Impaired visual signals might contribute to schizophrenia symptoms

By observing the eye movements of schizophrenia patients while playing a simple video game, a University of British Columbia researcher has discovered a potential explanation for some of their symptoms, including difficulty with everyday tasks.

The research, published in a recent issue of the Journal of Neuroscience, shows that, compared to healthy controls, schizophrenia patients had a harder time tracking a moving dot on the computer monitor with their eyes and predicting its trajectory. But the impairment of their eye movements was not severe enough to explain the difference in their predictive performance, suggesting a breakdown in their ability to interpret what they saw.
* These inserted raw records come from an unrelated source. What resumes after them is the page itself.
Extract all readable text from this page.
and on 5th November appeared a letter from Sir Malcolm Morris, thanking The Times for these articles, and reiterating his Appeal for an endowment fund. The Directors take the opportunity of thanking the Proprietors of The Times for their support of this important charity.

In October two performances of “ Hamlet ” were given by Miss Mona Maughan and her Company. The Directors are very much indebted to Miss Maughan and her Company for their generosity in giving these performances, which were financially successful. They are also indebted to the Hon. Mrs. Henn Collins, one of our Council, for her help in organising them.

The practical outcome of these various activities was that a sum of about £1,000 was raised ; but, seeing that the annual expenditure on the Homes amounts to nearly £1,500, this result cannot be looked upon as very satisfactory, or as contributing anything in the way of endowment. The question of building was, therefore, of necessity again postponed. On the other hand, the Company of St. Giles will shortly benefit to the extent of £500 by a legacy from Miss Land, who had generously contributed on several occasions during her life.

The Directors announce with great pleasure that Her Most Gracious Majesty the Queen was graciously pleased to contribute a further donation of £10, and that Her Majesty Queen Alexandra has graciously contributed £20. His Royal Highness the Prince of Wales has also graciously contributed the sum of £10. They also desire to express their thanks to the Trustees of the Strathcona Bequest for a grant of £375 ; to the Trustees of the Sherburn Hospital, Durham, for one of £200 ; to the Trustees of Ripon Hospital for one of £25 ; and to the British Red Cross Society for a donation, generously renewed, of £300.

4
Lead author Miriam Spering, an assistant professor of ophthalmology and visual sciences, says the patients were having trouble generating or using an "efference copy" – a signal sent from the eye movement system in the brain indicating how much, and in what direction, their eyes have moved. The efference copy helps validate visual information from the eyes.

Professor Miriam Spering, University of British Columbia, uses eye tracking equipment in her work with schizophrenia patients.

(Photo Credit: Brian Kladko, UBC)

"An impaired ability to generate or interpret efference copies means the brain cannot correct an incomplete perception," says Spering, who conducted the dot-tracking experiments as a postdoctoral fellow at New York University, and is now conducting similar studies at UBC. The brain might fill in the blanks by extrapolating from prior experience, contributing to psychotic symptoms, such as hallucinations.

My vision would be a mobile device that patients could use to practice that skill, so they could more easily do common tasks that involve motion perception, such as walking along a crowded sidewalk.

"But just as a person might, through practice, improve their ability to predict the trajectory of a moving dot, a person might be able to improve their ability to generate or use that efference copy," Spering says. "My vision would be a mobile device that patients could use to practice that skill, so they could more easily do common tasks that involve motion perception, such as walking along a crowded sidewalk."